Anlass der Kritik war das Vorgehen der Polizei am vergangenen Dienstag gegen eine am „Tag der Lehrer“ von der Lehrergewerkschaft Sepe organisierte Demonstration, in deren Verlauf über 200 Demonstranten festgenommen wurden. Immer noch sitzen über 40 Personen in Untersuchungshaft. Ihnen wird unter anderem die Bildung einer kriminellen Vereinigung vorgeworfen. Dabei wird von einem neuen Gesetz zur Bekämpfung der Organisierten Kriminalität Gebrauch gemacht.
Entgegen den Anschuldigungen der Polizei und großer Teile der bürgerlichen Medien spricht Alcadipani von wahllosen Verhaftungen und konstruierten Beziehungen der Verhafteten untereinander. Auch vergleicht er die Ereignisse in Rio de Janeiro mit der Zeit des faschistischen Estado Novos – der Diktatur des Getúlio Dornelles Vargas von 1930 bis 1945 – und der Militärdiktatur: „Mit dem extrem brutalen Einsatz der Polizei von Rio de Janeiro und der Festnahme von unabhängigen Reportern scheint es leider, als ob Rio de Janeiro in einer Art Ausnahmezustand ist. Dies ist sehr ernst und bereits zur Zeit der Militärdiktatur passiert. Auch ist dies sehr beunruhigend, da die Regierenden nicht zum Dialog aufrufen“.
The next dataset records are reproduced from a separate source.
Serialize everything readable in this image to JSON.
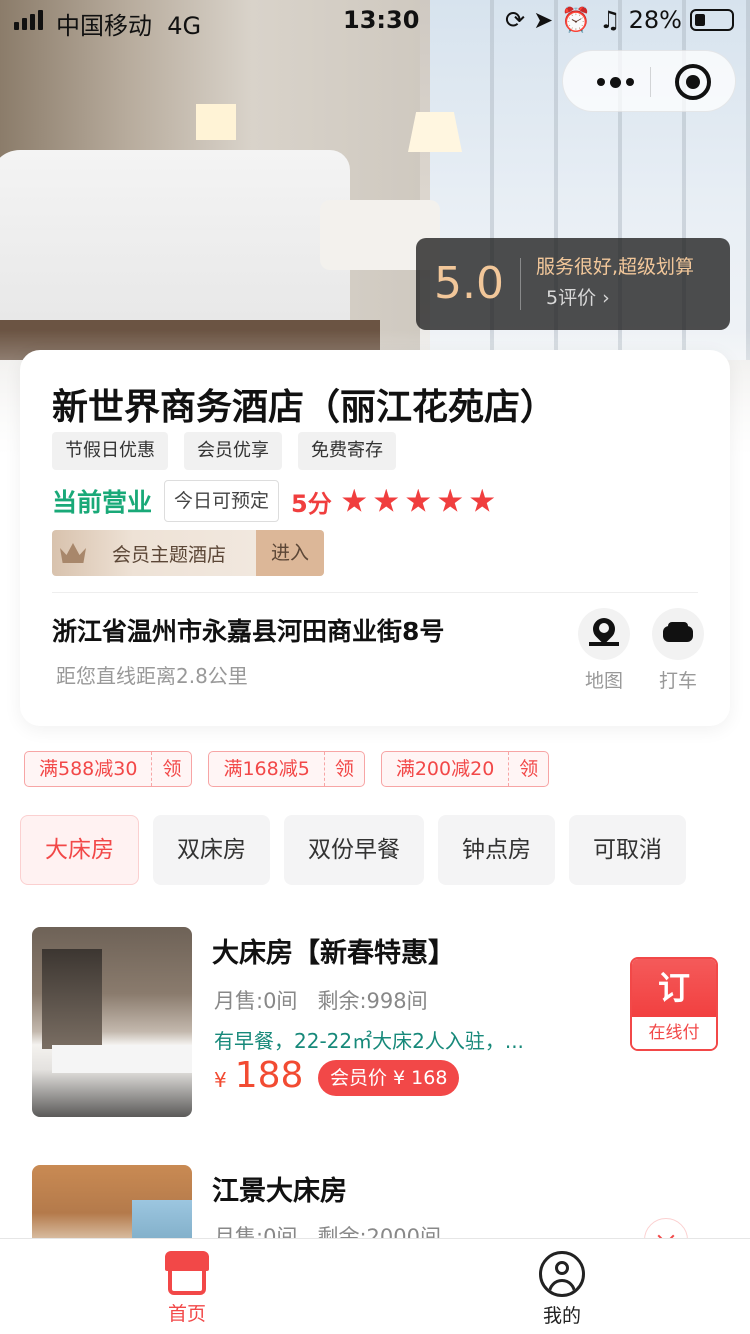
{
  "status_bar": {
    "carrier": "中国移动",
    "network": "4G",
    "time": "13:30",
    "battery": "28%"
  },
  "hero": {
    "rating_score": "5.0",
    "rating_text": "服务很好,超级划算",
    "review_count": "5评价",
    "review_chevron": "›"
  },
  "hotel": {
    "name": "新世界商务酒店（丽江花苑店）",
    "tags": [
      "节假日优惠",
      "会员优享",
      "免费寄存"
    ],
    "open_status": "当前营业",
    "booking_status": "今日可预定",
    "score": "5分",
    "stars": 5,
    "member_theme": "会员主题酒店",
    "member_enter": "进入",
    "address": "浙江省温州市永嘉县河田商业街8号",
    "distance": "距您直线距离2.8公里",
    "map_label": "地图",
    "taxi_label": "打车"
  },
  "coupons": [
    {
      "amount": "满588减30",
      "action": "领"
    },
    {
      "amount": "满168减5",
      "action": "领"
    },
    {
      "amount": "满200减20",
      "action": "领"
    }
  ],
  "filters": [
    "大床房",
    "双床房",
    "双份早餐",
    "钟点房",
    "可取消"
  ],
  "active_filter": "大床房",
  "rooms": [
    {
      "name": "大床房【新春特惠】",
      "sales": "月售:0间",
      "remaining": "剩余:998间",
      "features": "有早餐，22-22㎡大床2人入驻，...",
      "currency": "¥",
      "price": "188",
      "member_price": "会员价 ¥ 168",
      "order_label": "订",
      "order_sub": "在线付"
    },
    {
      "name": "江景大床房",
      "sales": "月售:0间",
      "remaining": "剩余:2000间"
    }
  ],
  "tabbar": {
    "home": "首页",
    "me": "我的"
  },
  "colors": {
    "accent": "#f24848",
    "open_green": "#19a978",
    "feature_teal": "#17897a",
    "rating_gold": "#f2c79a"
  }
}
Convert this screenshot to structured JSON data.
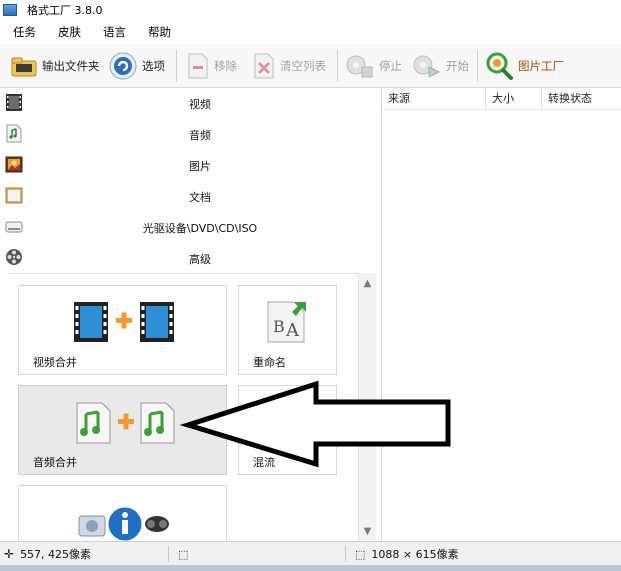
{
  "window": {
    "title": "格式工厂 3.8.0"
  },
  "menu": {
    "items": [
      "任务",
      "皮肤",
      "语言",
      "帮助"
    ]
  },
  "toolbar": {
    "output_folder": "输出文件夹",
    "options": "选项",
    "remove": "移除",
    "clear_list": "清空列表",
    "stop": "停止",
    "start": "开始",
    "picture_factory": "图片工厂"
  },
  "categories": [
    {
      "label": "视频",
      "icon": "video-film-icon"
    },
    {
      "label": "音频",
      "icon": "music-note-icon"
    },
    {
      "label": "图片",
      "icon": "picture-icon"
    },
    {
      "label": "文档",
      "icon": "document-icon"
    },
    {
      "label": "光驱设备\\DVD\\CD\\ISO",
      "icon": "disc-drive-icon"
    },
    {
      "label": "高级",
      "icon": "film-reel-icon"
    }
  ],
  "tools": [
    {
      "label": "视频合并",
      "icon": "video-merge-icon",
      "selected": false
    },
    {
      "label": "重命名",
      "icon": "rename-icon",
      "selected": false
    },
    {
      "label": "音频合并",
      "icon": "audio-merge-icon",
      "selected": true
    },
    {
      "label": "混流",
      "icon": "mux-icon",
      "selected": false
    },
    {
      "label": "",
      "icon": "media-info-icon",
      "selected": false
    }
  ],
  "file_table": {
    "columns": [
      "来源",
      "大小",
      "转换状态"
    ]
  },
  "statusbar": {
    "cursor_pos": "557, 425像素",
    "image_size": "1088 × 615像素"
  },
  "colors": {
    "accent_blue": "#2b6fb5",
    "green": "#3aa13a",
    "plus_orange": "#f29a2e"
  }
}
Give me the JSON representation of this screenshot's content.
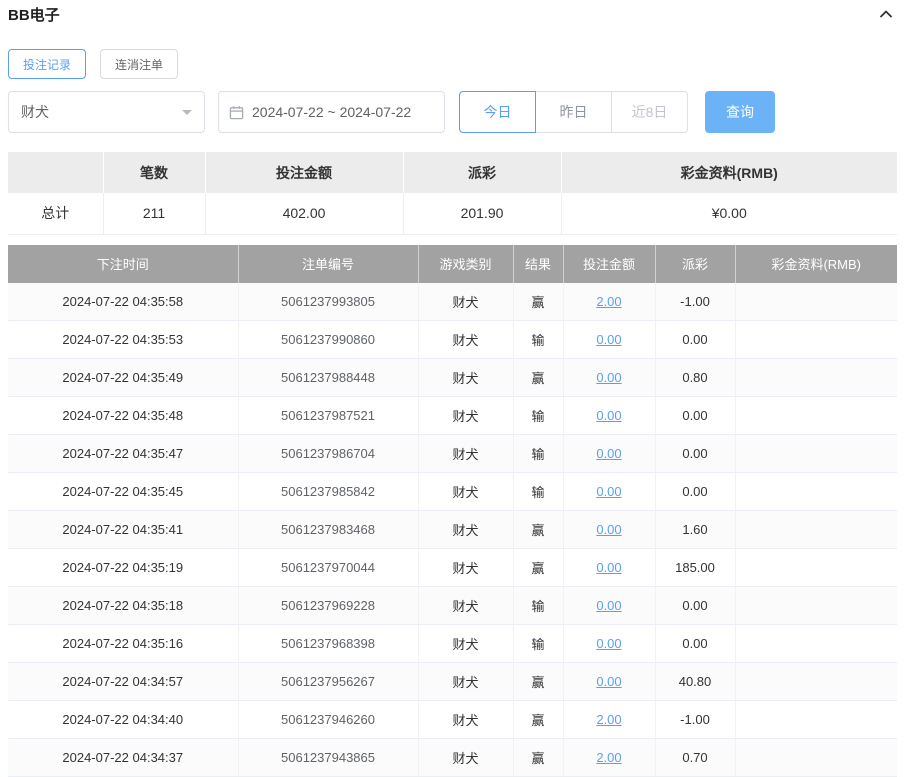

Linke Gruppen fordern die Freilassung der politischen Gefangenen und ein Ende der medialen Diffamierung der Demonstranten. So berichteten konservative Medien einseitig über die Demonstrationen und die Tageszeitung O Globo titelte auf ihrer Donnerstagsausgabe: „Härteres Gesetz bringt 70 Randalierer ins Gefängnis von Rio de Janeiro“.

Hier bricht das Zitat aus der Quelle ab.